Eaux troubles

Le Nord du Canada affiche le taux de noyade le plus élevé au pays. Audrey Giles travaille avec les communautés de l’Arctique pour améliorer ce bilan tragique.

Audrey Giles

« Le nombre de noyades par année dans le Nord est de 6 à 16 fois supérieur à la moyenne nationale. »

– Audrey Giles

Si vous partez en bateau ou en motoneige dans l’Arctique, les Inuits vous diront d’apporter un couteau de sorte que si vous tombez dans l’eau glacée, vous pourrez le planter dans les glaces flottantes pour vous hisser hors de l’eau.

Cette technique n’est toutefois pas enseignée dans les cours de natation, de sécurité nautique ou de sauvetage au Canada. Audrey Giles veut faire changer tout cela.

Mme Giles est professeure à l’École des sciences de l’activité physique de l’Université. Depuis presque 20 ans, elle travaille avec des communautés canadiennes du Nord pour réduire le taux alarmant de noyade dans cette région. « Le nombre de noyades par année est de 6 à 16 fois supérieur à la moyenne nationale », précise-t-elle.

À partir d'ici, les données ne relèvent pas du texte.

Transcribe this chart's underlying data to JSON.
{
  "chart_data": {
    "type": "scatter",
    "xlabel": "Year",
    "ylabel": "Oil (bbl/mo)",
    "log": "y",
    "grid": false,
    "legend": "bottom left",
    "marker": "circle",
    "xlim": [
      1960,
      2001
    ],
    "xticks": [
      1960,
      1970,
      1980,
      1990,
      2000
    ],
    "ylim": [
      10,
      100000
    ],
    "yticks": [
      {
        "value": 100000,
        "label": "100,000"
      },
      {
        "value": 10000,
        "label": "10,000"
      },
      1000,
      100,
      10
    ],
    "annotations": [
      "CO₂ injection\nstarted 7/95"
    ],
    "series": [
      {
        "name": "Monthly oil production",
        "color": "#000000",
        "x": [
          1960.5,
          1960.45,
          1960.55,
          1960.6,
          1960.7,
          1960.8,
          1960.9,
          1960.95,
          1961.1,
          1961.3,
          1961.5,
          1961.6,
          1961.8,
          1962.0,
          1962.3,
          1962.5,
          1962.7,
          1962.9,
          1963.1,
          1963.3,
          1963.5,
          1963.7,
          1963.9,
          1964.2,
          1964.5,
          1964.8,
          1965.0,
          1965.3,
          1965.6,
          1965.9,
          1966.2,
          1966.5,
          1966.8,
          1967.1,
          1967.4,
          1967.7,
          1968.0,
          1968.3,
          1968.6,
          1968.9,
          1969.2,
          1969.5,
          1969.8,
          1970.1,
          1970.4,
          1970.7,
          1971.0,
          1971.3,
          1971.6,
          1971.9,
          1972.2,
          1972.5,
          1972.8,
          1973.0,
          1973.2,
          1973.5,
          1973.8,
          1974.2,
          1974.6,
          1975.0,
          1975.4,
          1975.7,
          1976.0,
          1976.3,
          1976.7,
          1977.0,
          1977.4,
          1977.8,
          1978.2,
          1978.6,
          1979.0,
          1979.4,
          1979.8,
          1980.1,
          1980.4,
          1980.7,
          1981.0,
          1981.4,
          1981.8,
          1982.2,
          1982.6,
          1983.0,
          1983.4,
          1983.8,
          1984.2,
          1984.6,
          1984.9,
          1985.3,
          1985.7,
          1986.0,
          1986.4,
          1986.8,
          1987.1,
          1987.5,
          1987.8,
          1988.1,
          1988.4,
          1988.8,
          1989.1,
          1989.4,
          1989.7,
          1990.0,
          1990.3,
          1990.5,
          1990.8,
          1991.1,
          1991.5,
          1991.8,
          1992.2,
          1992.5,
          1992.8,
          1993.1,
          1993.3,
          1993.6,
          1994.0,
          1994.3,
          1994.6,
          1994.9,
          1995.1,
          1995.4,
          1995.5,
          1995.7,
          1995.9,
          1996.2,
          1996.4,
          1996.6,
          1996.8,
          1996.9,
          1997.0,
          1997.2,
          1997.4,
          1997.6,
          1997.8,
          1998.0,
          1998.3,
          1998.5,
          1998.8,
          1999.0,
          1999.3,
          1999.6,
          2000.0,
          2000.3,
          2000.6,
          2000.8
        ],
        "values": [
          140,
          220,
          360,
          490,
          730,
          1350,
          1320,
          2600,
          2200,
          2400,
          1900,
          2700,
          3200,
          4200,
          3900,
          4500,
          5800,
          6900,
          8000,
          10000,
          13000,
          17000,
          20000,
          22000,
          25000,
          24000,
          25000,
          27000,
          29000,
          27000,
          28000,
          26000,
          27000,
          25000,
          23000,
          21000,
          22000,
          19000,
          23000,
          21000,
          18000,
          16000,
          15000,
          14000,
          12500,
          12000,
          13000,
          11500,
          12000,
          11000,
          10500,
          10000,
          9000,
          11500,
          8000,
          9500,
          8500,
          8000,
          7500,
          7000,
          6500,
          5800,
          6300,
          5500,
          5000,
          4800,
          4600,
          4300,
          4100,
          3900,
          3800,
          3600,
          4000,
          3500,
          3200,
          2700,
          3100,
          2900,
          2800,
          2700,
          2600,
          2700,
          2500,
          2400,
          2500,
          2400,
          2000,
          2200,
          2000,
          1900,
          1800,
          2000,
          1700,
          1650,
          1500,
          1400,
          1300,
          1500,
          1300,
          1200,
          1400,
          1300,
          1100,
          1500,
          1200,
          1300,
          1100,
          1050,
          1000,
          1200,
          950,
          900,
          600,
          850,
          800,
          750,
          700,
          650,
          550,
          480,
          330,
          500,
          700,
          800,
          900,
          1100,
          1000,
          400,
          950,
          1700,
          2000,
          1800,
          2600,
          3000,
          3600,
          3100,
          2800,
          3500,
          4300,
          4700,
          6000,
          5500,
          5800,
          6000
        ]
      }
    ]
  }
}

Pourquoi les urgences aquatiques sont-elles beaucoup plus fréquentes et plus souvent mortelles dans le Nord? La réponse est complexe. La température, bien sûr, y est pour quelque chose. Souvent, aussi, les collectivités du Nord sont loin des services de santé. Sans compter que les changements climatiques modifient les cours d’eau et les routes de glace – des lieux sûrs pendant des années – et les rendent périlleux.

Mais un autre facteur est sans doute tout aussi important que ces raisons physiques : l'absence de formation et de prévention. Dans toutes les villes au sud des territoires, il existe des campagnes de sécurité publique et des formations adaptées à la région. Ce qui n’est pas le cas dans le Nord, a découvert la professeure Giles.

Pendant ses études de premier cycle, elle est allée à Cape Dorset, au Nunavut. C’était en 1998. Affectée à la piscine municipale, elle a constaté que sa certification et son expérience acquises à Toronto se transposaient mal à une minuscule piscine saisonnière de l’Arctique.

Par exemple, il est impossible de donner des cours de natation et de sauvetage conformes aux normes du Sud dans des piscines qui ont souvent à peine un mètre de profondeur. Les populations locales n’acquièrent donc pas les compétences physiques en eau profonde enseignées dans les cours offerts ailleurs au pays et, souvent, n’obtiennent pas leur certification.

Le contenu des cours est encore plus problématique. « Ces cultures ont des notions de sécurité aquatique depuis toujours, explique la professeure. Il est donc profondément offensant pour eux que des "experts" du Sud essayent de remplacer les connaissances traditionnelles des Aînés sur la sécurité en bateau ou sur la glace. »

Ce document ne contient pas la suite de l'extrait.